Of course, the above two lines do not work.

What I want to achieve is to open a webpage in chromote to subsequently extract information with rvest.

1

There are 1 best solutions below

0
On

One method to retrieve html is through Chromote javascript evaluation:

library(chromote)
library(rvest)
b <- ChromoteSession$new()
{
  b$Page$navigate("https://www.ooir.org/")
  b$Page$loadEventFired()
} 
#> $timestamp
#> [1] 73090.44

# evaluate js in Chromeote and work with returned string
b$Runtime$evaluate("document.querySelector('html').outerHTML")$result$value %>% 
  read_html() %>% 
  html_elements("a") %>% 
  head()
#> {xml_nodeset (6)}
#> [1] <a href="index.php">\n                        <div class="float-o1">O</di ...
#> [2] <a href="index.php" class="active_menu">Trending Research</a>
#> [3] <a href="journals.php">Journal Rankings</a>
#> [4] <a href="about.php">About</a>
#> [5] <a href="#" class="clicksmall" onclick="show()"><b>Field of Research</b>: ...
#> [6] <a href="index.php?field=Agricultural+Sciences" class="clicksmall">Agricu ...

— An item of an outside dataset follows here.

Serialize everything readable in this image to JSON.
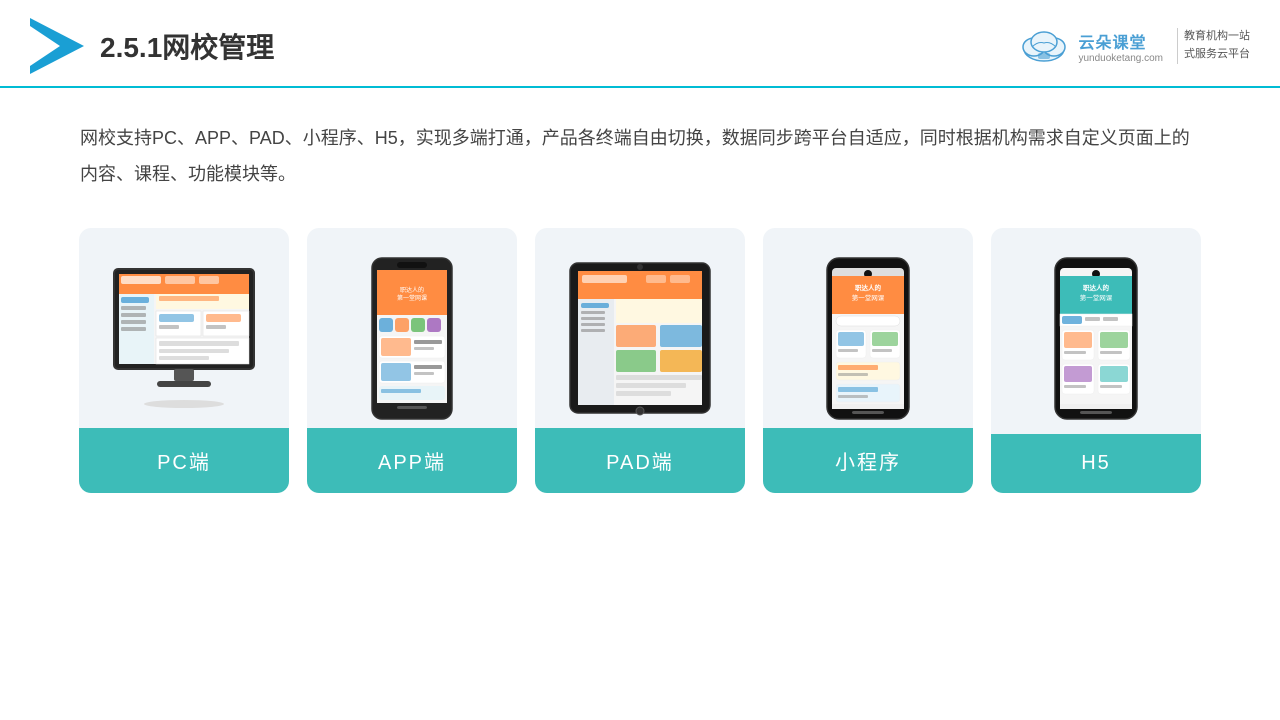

You could also work with b$DOM, missing link between that and rvest looks something like this:

x <- b$DOM$getDocument()

x$root$nodeId %>% 
  b$DOM$querySelector("html") %>% 
  `[[`(1) %>% 
  b$DOM$getOuterHTML() %>% 
  `[[`(1) %>% 
  read_html() %>% 
  html_elements("a") %>% 
  head()

#> {xml_nodeset (6)}
#> [1] <a href="index.php">\n                        <div class="float-o1">O</di ...
#> [2] <a href="index.php" class="active_menu">Trending Research</a>
#> [3] <a href="journals.php">Journal Rankings</a>
#> [4] <a href="about.php">About</a>
#> [5] <a href="#" class="clicksmall" onclick="show()"><b>Field of Research</b>: ...
#> [6] <a href="index.php?field=Agricultural+Sciences" class="clicksmall">Agricu ...

Created on 2023-05-27 with reprex v2.0.2